Published: 28 Jul 2005
If you're like many security managers, you spend the bulk of your time peeing on the fire nearest your boot. Sorry to be so crass, but it's true: Security pros are legendary for fighting fires rather than looking for better ways to prevent them.
Yes, getting strategic is tough. Rare is the opportunity to sit at the table where big picture business and IT decisions are made. Security was and is an afterthought at most organizations, and changing that dynamic ain't easy.
The new regulatory environment can change all that. We're now entering "version 2.0" of compliance management, and security has a golden opportunity to gain a seat at the table. But it's up to you to make it happen.
There are lots of new features in Compliance 2.0. Audits will be tougher. There will be less flexibility and patience with lack of progress or results. Real monetary penalties will be levied against real companies--maybe yours.
Internally, Compliance 2.0 is all about continuous process improvement. Now that you have better insight into what the regs specify, you'll need to standardize how to implement them in an ever-changing IT environment. Now that you have exposure into how much it costs to bring the organization into compliance, you'll need clarity on the cost to keep it there. And above all, you'll have to sort out vexing governance issues--who's responsible for what.
For security, all of this amounts to both an opportunity and a risk. The opportunity is to seize the moment and be the champion; the risk is sitting back and "letting change happen" to you.
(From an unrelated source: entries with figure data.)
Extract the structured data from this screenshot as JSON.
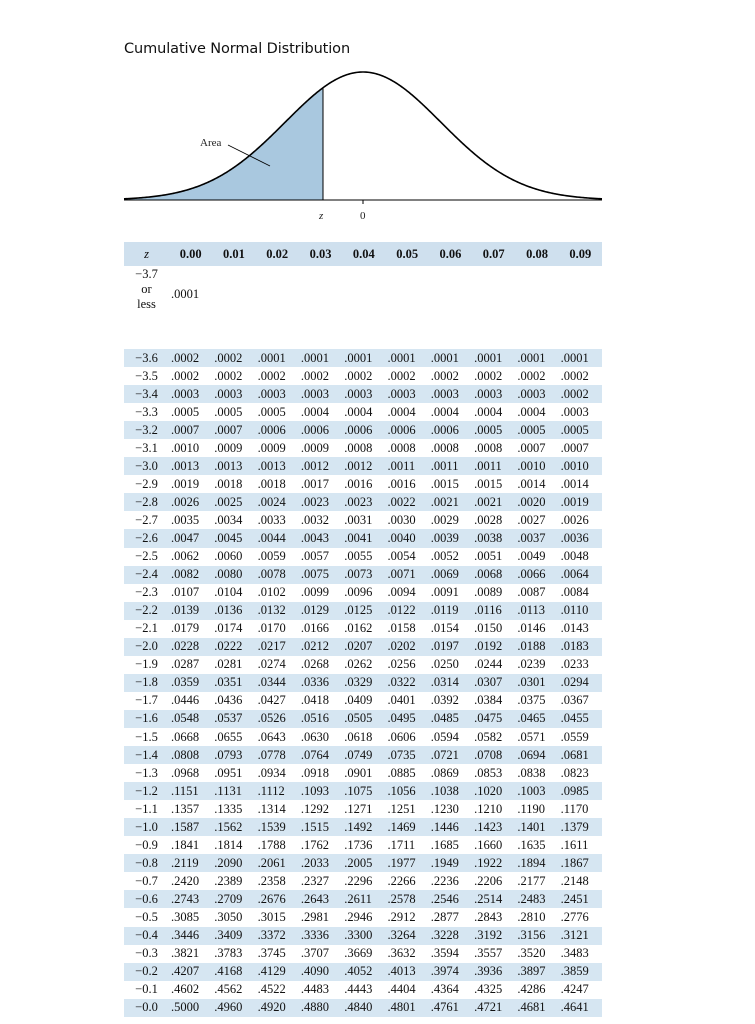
{
  "title": "Cumulative Normal Distribution",
  "figure": {
    "area_label": "Area",
    "z_label": "z",
    "zero_label": "0",
    "shade_color": "#a9c8df"
  },
  "table": {
    "z_header": "z",
    "columns": [
      "0.00",
      "0.01",
      "0.02",
      "0.03",
      "0.04",
      "0.05",
      "0.06",
      "0.07",
      "0.08",
      "0.09"
    ],
    "first_row": {
      "z_lines": [
        "−3.7",
        "or",
        "less"
      ],
      "value": ".0001"
    },
    "rows": [
      {
        "z": "−3.6",
        "values": [
          ".0002",
          ".0002",
          ".0001",
          ".0001",
          ".0001",
          ".0001",
          ".0001",
          ".0001",
          ".0001",
          ".0001"
        ]
      },
      {
        "z": "−3.5",
        "values": [
          ".0002",
          ".0002",
          ".0002",
          ".0002",
          ".0002",
          ".0002",
          ".0002",
          ".0002",
          ".0002",
          ".0002"
        ]
      },
      {
        "z": "−3.4",
        "values": [
          ".0003",
          ".0003",
          ".0003",
          ".0003",
          ".0003",
          ".0003",
          ".0003",
          ".0003",
          ".0003",
          ".0002"
        ]
      },
      {
        "z": "−3.3",
        "values": [
          ".0005",
          ".0005",
          ".0005",
          ".0004",
          ".0004",
          ".0004",
          ".0004",
          ".0004",
          ".0004",
          ".0003"
        ]
      },
      {
        "z": "−3.2",
        "values": [
          ".0007",
          ".0007",
          ".0006",
          ".0006",
          ".0006",
          ".0006",
          ".0006",
          ".0005",
          ".0005",
          ".0005"
        ]
      },
      {
        "z": "−3.1",
        "values": [
          ".0010",
          ".0009",
          ".0009",
          ".0009",
          ".0008",
          ".0008",
          ".0008",
          ".0008",
          ".0007",
          ".0007"
        ]
      },
      {
        "z": "−3.0",
        "values": [
          ".0013",
          ".0013",
          ".0013",
          ".0012",
          ".0012",
          ".0011",
          ".0011",
          ".0011",
          ".0010",
          ".0010"
        ]
      },
      {
        "z": "−2.9",
        "values": [
          ".0019",
          ".0018",
          ".0018",
          ".0017",
          ".0016",
          ".0016",
          ".0015",
          ".0015",
          ".0014",
          ".0014"
        ]
      },
      {
        "z": "−2.8",
        "values": [
          ".0026",
          ".0025",
          ".0024",
          ".0023",
          ".0023",
          ".0022",
          ".0021",
          ".0021",
          ".0020",
          ".0019"
        ]
      },
      {
        "z": "−2.7",
        "values": [
          ".0035",
          ".0034",
          ".0033",
          ".0032",
          ".0031",
          ".0030",
          ".0029",
          ".0028",
          ".0027",
          ".0026"
        ]
      },
      {
        "z": "−2.6",
        "values": [
          ".0047",
          ".0045",
          ".0044",
          ".0043",
          ".0041",
          ".0040",
          ".0039",
          ".0038",
          ".0037",
          ".0036"
        ]
      },
      {
        "z": "−2.5",
        "values": [
          ".0062",
          ".0060",
          ".0059",
          ".0057",
          ".0055",
          ".0054",
          ".0052",
          ".0051",
          ".0049",
          ".0048"
        ]
      },
      {
        "z": "−2.4",
        "values": [
          ".0082",
          ".0080",
          ".0078",
          ".0075",
          ".0073",
          ".0071",
          ".0069",
          ".0068",
          ".0066",
          ".0064"
        ]
      },
      {
        "z": "−2.3",
        "values": [
          ".0107",
          ".0104",
          ".0102",
          ".0099",
          ".0096",
          ".0094",
          ".0091",
          ".0089",
          ".0087",
          ".0084"
        ]
      },
      {
        "z": "−2.2",
        "values": [
          ".0139",
          ".0136",
          ".0132",
          ".0129",
          ".0125",
          ".0122",
          ".0119",
          ".0116",
          ".0113",
          ".0110"
        ]
      },
      {
        "z": "−2.1",
        "values": [
          ".0179",
          ".0174",
          ".0170",
          ".0166",
          ".0162",
          ".0158",
          ".0154",
          ".0150",
          ".0146",
          ".0143"
        ]
      },
      {
        "z": "−2.0",
        "values": [
          ".0228",
          ".0222",
          ".0217",
          ".0212",
          ".0207",
          ".0202",
          ".0197",
          ".0192",
          ".0188",
          ".0183"
        ]
      },
      {
        "z": "−1.9",
        "values": [
          ".0287",
          ".0281",
          ".0274",
          ".0268",
          ".0262",
          ".0256",
          ".0250",
          ".0244",
          ".0239",
          ".0233"
        ]
      },
      {
        "z": "−1.8",
        "values": [
          ".0359",
          ".0351",
          ".0344",
          ".0336",
          ".0329",
          ".0322",
          ".0314",
          ".0307",
          ".0301",
          ".0294"
        ]
      },
      {
        "z": "−1.7",
        "values": [
          ".0446",
          ".0436",
          ".0427",
          ".0418",
          ".0409",
          ".0401",
          ".0392",
          ".0384",
          ".0375",
          ".0367"
        ]
      },
      {
        "z": "−1.6",
        "values": [
          ".0548",
          ".0537",
          ".0526",
          ".0516",
          ".0505",
          ".0495",
          ".0485",
          ".0475",
          ".0465",
          ".0455"
        ]
      },
      {
        "z": "−1.5",
        "values": [
          ".0668",
          ".0655",
          ".0643",
          ".0630",
          ".0618",
          ".0606",
          ".0594",
          ".0582",
          ".0571",
          ".0559"
        ]
      },
      {
        "z": "−1.4",
        "values": [
          ".0808",
          ".0793",
          ".0778",
          ".0764",
          ".0749",
          ".0735",
          ".0721",
          ".0708",
          ".0694",
          ".0681"
        ]
      },
      {
        "z": "−1.3",
        "values": [
          ".0968",
          ".0951",
          ".0934",
          ".0918",
          ".0901",
          ".0885",
          ".0869",
          ".0853",
          ".0838",
          ".0823"
        ]
      },
      {
        "z": "−1.2",
        "values": [
          ".1151",
          ".1131",
          ".1112",
          ".1093",
          ".1075",
          ".1056",
          ".1038",
          ".1020",
          ".1003",
          ".0985"
        ]
      },
      {
        "z": "−1.1",
        "values": [
          ".1357",
          ".1335",
          ".1314",
          ".1292",
          ".1271",
          ".1251",
          ".1230",
          ".1210",
          ".1190",
          ".1170"
        ]
      },
      {
        "z": "−1.0",
        "values": [
          ".1587",
          ".1562",
          ".1539",
          ".1515",
          ".1492",
          ".1469",
          ".1446",
          ".1423",
          ".1401",
          ".1379"
        ]
      },
      {
        "z": "−0.9",
        "values": [
          ".1841",
          ".1814",
          ".1788",
          ".1762",
          ".1736",
          ".1711",
          ".1685",
          ".1660",
          ".1635",
          ".1611"
        ]
      },
      {
        "z": "−0.8",
        "values": [
          ".2119",
          ".2090",
          ".2061",
          ".2033",
          ".2005",
          ".1977",
          ".1949",
          ".1922",
          ".1894",
          ".1867"
        ]
      },
      {
        "z": "−0.7",
        "values": [
          ".2420",
          ".2389",
          ".2358",
          ".2327",
          ".2296",
          ".2266",
          ".2236",
          ".2206",
          ".2177",
          ".2148"
        ]
      },
      {
        "z": "−0.6",
        "values": [
          ".2743",
          ".2709",
          ".2676",
          ".2643",
          ".2611",
          ".2578",
          ".2546",
          ".2514",
          ".2483",
          ".2451"
        ]
      },
      {
        "z": "−0.5",
        "values": [
          ".3085",
          ".3050",
          ".3015",
          ".2981",
          ".2946",
          ".2912",
          ".2877",
          ".2843",
          ".2810",
          ".2776"
        ]
      },
      {
        "z": "−0.4",
        "values": [
          ".3446",
          ".3409",
          ".3372",
          ".3336",
          ".3300",
          ".3264",
          ".3228",
          ".3192",
          ".3156",
          ".3121"
        ]
      },
      {
        "z": "−0.3",
        "values": [
          ".3821",
          ".3783",
          ".3745",
          ".3707",
          ".3669",
          ".3632",
          ".3594",
          ".3557",
          ".3520",
          ".3483"
        ]
      },
      {
        "z": "−0.2",
        "values": [
          ".4207",
          ".4168",
          ".4129",
          ".4090",
          ".4052",
          ".4013",
          ".3974",
          ".3936",
          ".3897",
          ".3859"
        ]
      },
      {
        "z": "−0.1",
        "values": [
          ".4602",
          ".4562",
          ".4522",
          ".4483",
          ".4443",
          ".4404",
          ".4364",
          ".4325",
          ".4286",
          ".4247"
        ]
      },
      {
        "z": "−0.0",
        "values": [
          ".5000",
          ".4960",
          ".4920",
          ".4880",
          ".4840",
          ".4801",
          ".4761",
          ".4721",
          ".4681",
          ".4641"
        ]
      }
    ]
  }
}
The reason security is in a prime spot to contribute here is because all the stuff you've been doing for years is directly applicable to the demands of Compliance 2.0. Security has always been about keeping the bad guys out, letting the good guys in and identifying anomalous traffic or system activity. All of this maps to the need to demonstrate control over the "lifespan" of protected information (financial records, personal identification information, health records, etc.).
Ah, yes, the devil's in the details. For instance, as everyone knows, SOX implies that IT controls are critical to overall internal controls, but it doesn't specifically address the issue of IT controls. That's left up to still-evolving frameworks like PCAOB's Audit Standard #2, COSO, COBIT and SAS 94. Your job as a security manager is three-fold: Understand these frameworks and their strengths and weaknesses in your environment; help your organization codify which combination of internal and external guides you will use; and unify this process with that of your external auditors.
There's lots of good, vendor-neutral information out there on how security can contribute to this effort. Two examples: The CyberSecurity Industry Alliance's guide to "Implementation of IT and Security Objectives" for SOX is a great overview of the status of the PCAOB and COSO guidelines (www.csialliance.org). And the Institute of Internal Auditors guide to Information Technology Controls details everything from analyzing risk to monitoring to IT control metrics. It also contains a lengthy list of compliance-related reference material on security governance, management and auditing (www.theiia.org/index.cfm?doc_id=5166).
The bottom line is this: Compliance 2.0 is a steep hill, but it needn't feel like you're pushing the cart alone. Getting to the top of the hill is certainly worth the push, for there lies a new, more strategic, more valued role for information security.